The exquisite thought that you put into, say,
choosing the card I got from you today.
Those pine trees, with a full moon shining through
the branches, summon up our shared delight
in the moon’s moods and phases, comings and goings,
and in how different its shy daytime showings
are from its bright assertiveness at night –
a full moon then outshines the lamps of town.
Whoever sees it first summons the other.
Many a waning crescent we’ve watched together,
sinking, as if pulled by the setting sun.

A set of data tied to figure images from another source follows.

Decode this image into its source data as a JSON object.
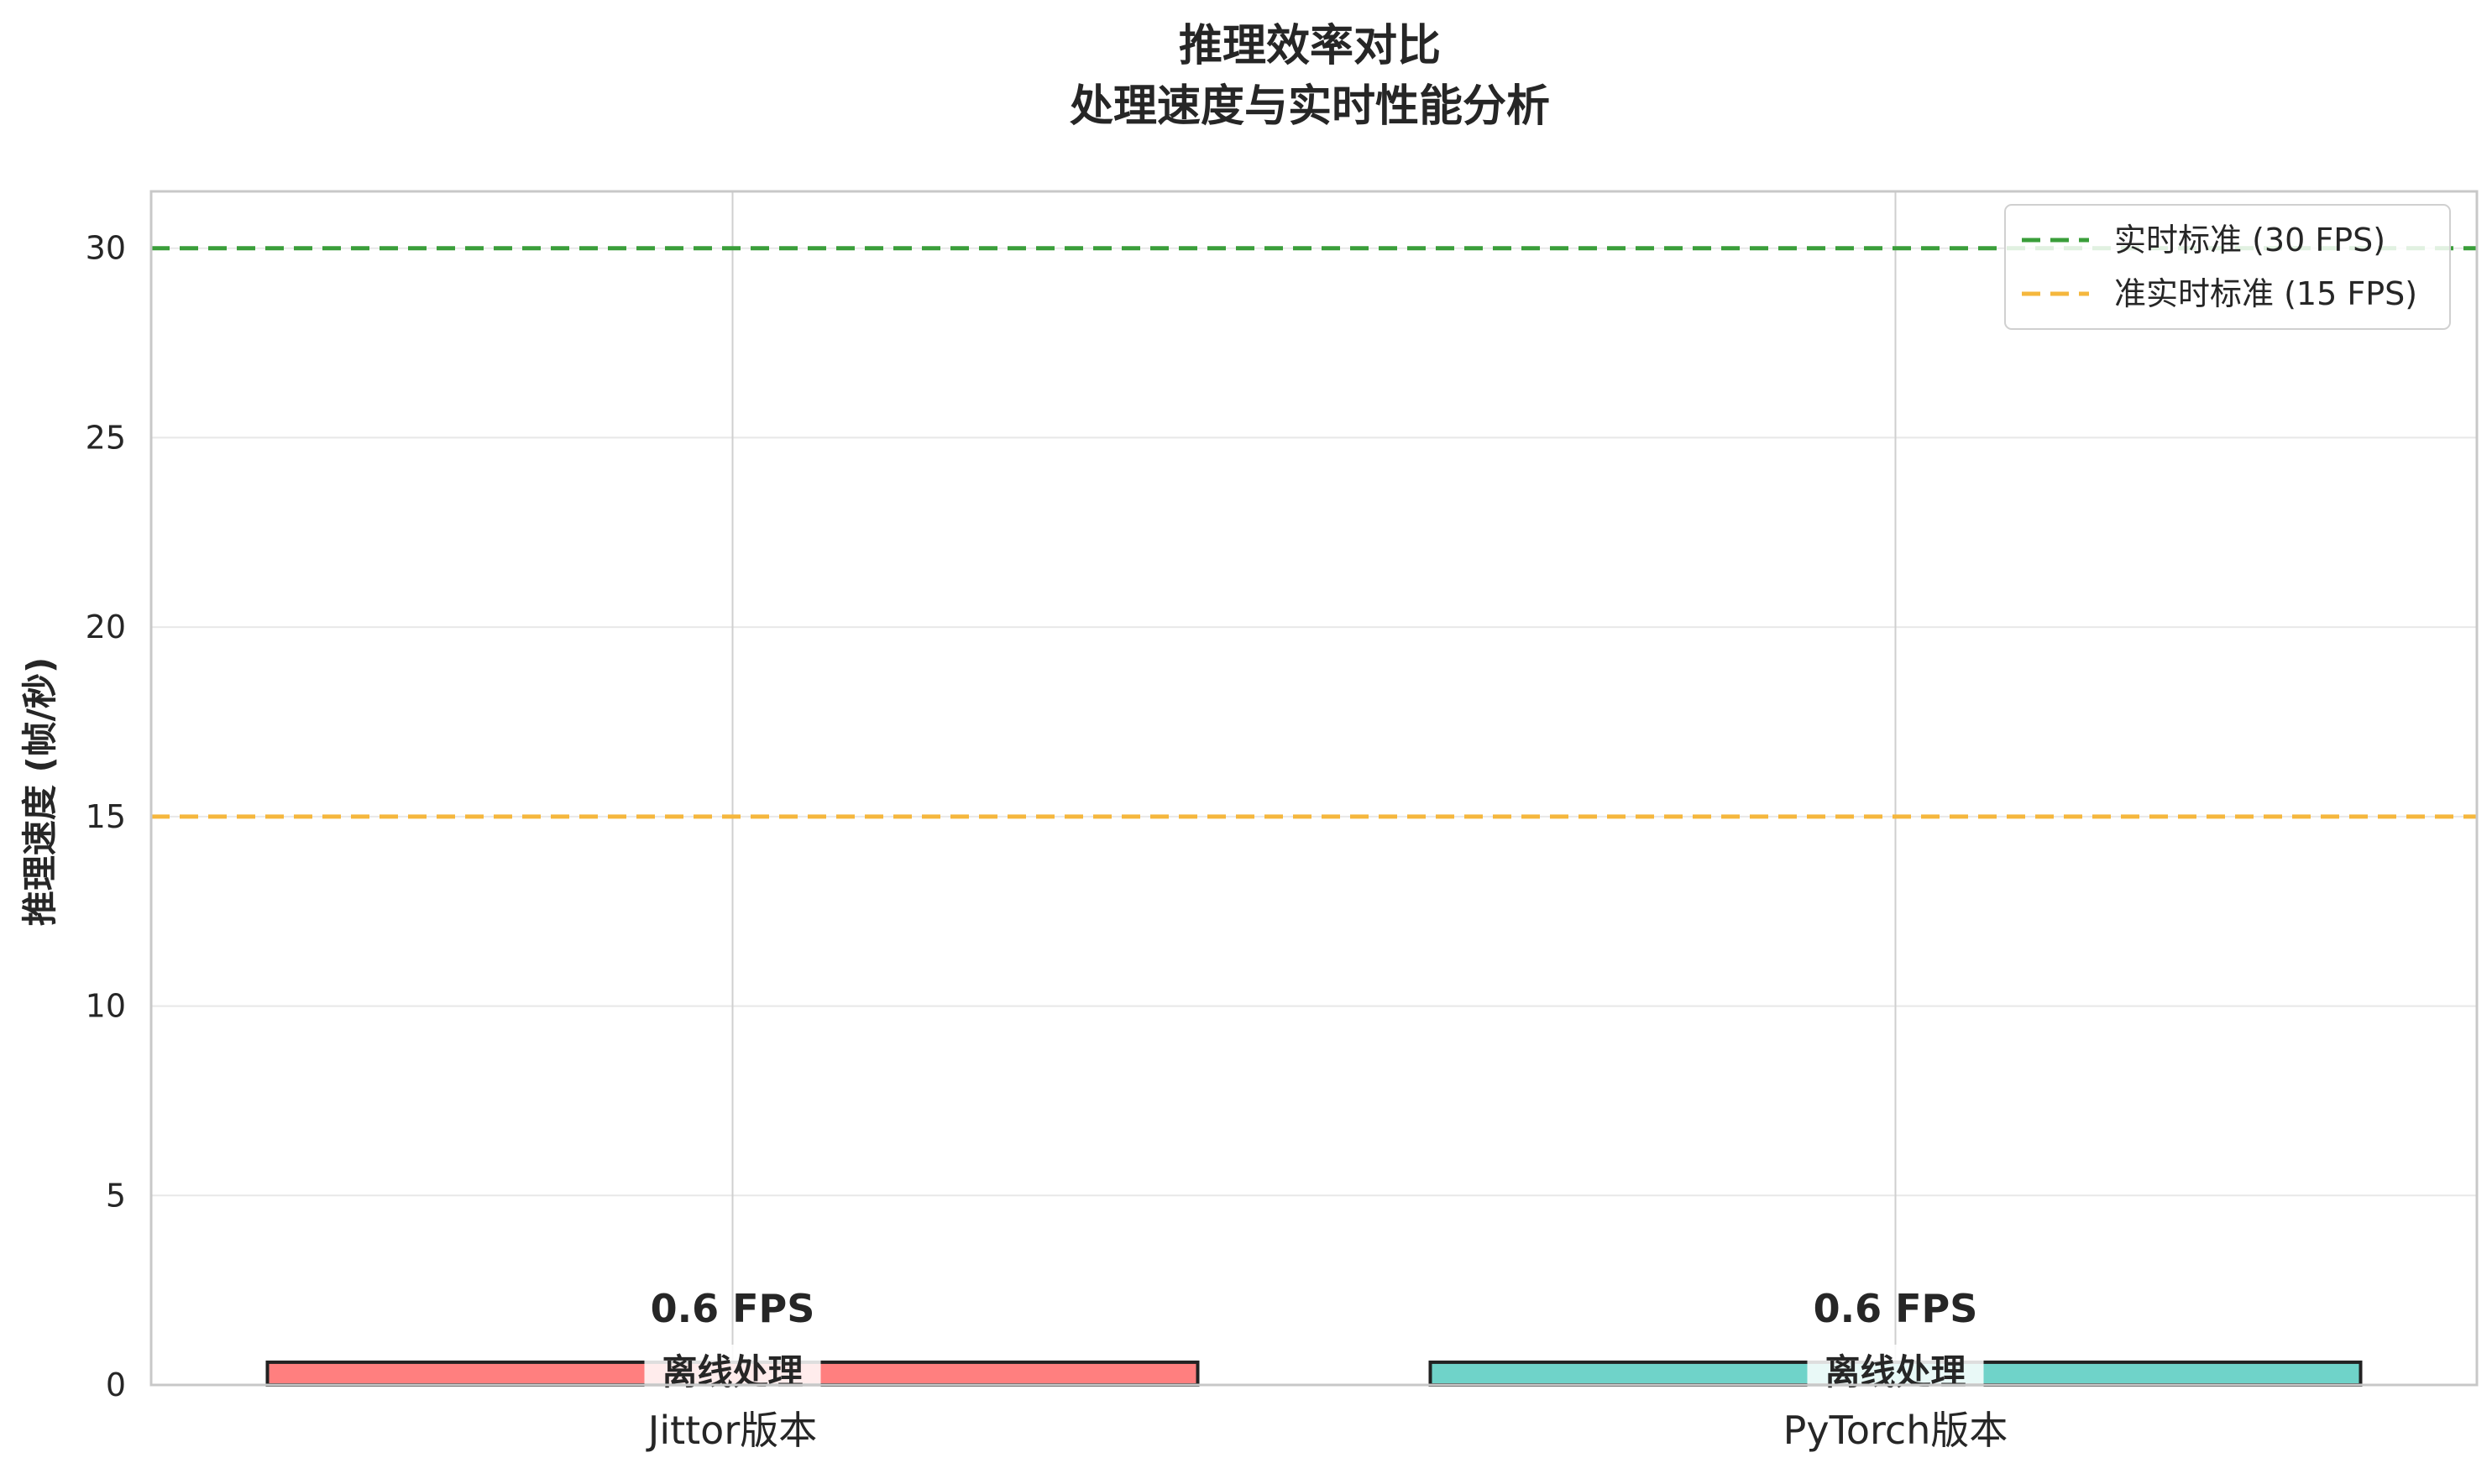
{
  "chart_data": {
    "type": "bar",
    "title_lines": [
      "推理效率对比",
      "处理速度与实时性能分析"
    ],
    "ylabel": "推理速度 (帧/秒)",
    "xlabel": "",
    "categories": [
      "Jittor版本",
      "PyTorch版本"
    ],
    "values": [
      0.6,
      0.6
    ],
    "value_labels": [
      "0.6 FPS",
      "0.6 FPS"
    ],
    "mode_labels": [
      "离线处理",
      "离线处理"
    ],
    "bar_colors": [
      "#ff7f7f",
      "#6fd3c9"
    ],
    "bar_edge_color": "#222222",
    "ylim": [
      0,
      31.5
    ],
    "yticks": [
      0,
      5,
      10,
      15,
      20,
      25,
      30
    ],
    "grid": true,
    "reference_lines": [
      {
        "name": "实时标准 (30 FPS)",
        "y": 30,
        "color": "#3a9e3a",
        "style": "dashed"
      },
      {
        "name": "准实时标准 (15 FPS)",
        "y": 15,
        "color": "#f5b73d",
        "style": "dashed"
      }
    ],
    "legend_position": "top-right"
  }
}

And once, upon a pre-dawn tinged with red,
we glimpsed a new moon rising, thin as thread.
~
ABOUT THE POEMS: These four poems are from a sequence of twenty called 'Depression: My Recovery'. They were originally written while recovering from a severe mental breakdown that culminated in suicide attempts, two months on a psychiatric ward for severely disturbed elderly patients, and much medication (antidepressant, anti-psychotic, and sleeping tablets). These are the only poems in the sequence which are about my relationship with my then partner, with whom I’d lived for 17 years. I’ve edited them carefully recently, not changing more than a word here and a phrase there, to make them speak more clearly and truthfully. They are substantially the same poems – which were doomed attempts to save a relationship which had been stormy from the start, and was now threatening to come apart completely. We split up and I moved out the following year. 'The Mountain' is tenth in the Depression sequence of 20, and the three 'Shared' sonnets Conclude it.
ABOUT JAMES
"I am age 76 and educated at public school and university (where I studied physics and mathematics). In my first year of life I suffered severe, painful and terrifying abuse at the hands of my father. My mother knew nothing of this as far as I know. News of this abuse came to me for the first time when I was 43, in the form of two vivid “psychological” flashbacks. The abuse continued routinely, unwelcome but painless, until I was 11 years old. As a result, in adulthood I had to endure 50 years of complex post-traumatic stress disorder: two breakdowns, with decades of relative calm before and between, in which I held down a job as an unqualified library assistant at a university library. The second breakdown, which was about 7 years ago, was more severe than the first, and took longer to recover from. However, since that breakdown, my recovery has been extraordinary, and has reached a point, a level of creativity and wellbeing, that I would never have believed possible. However, I don’t think I would have survived at all without a great deal of help from books, friends and therapists."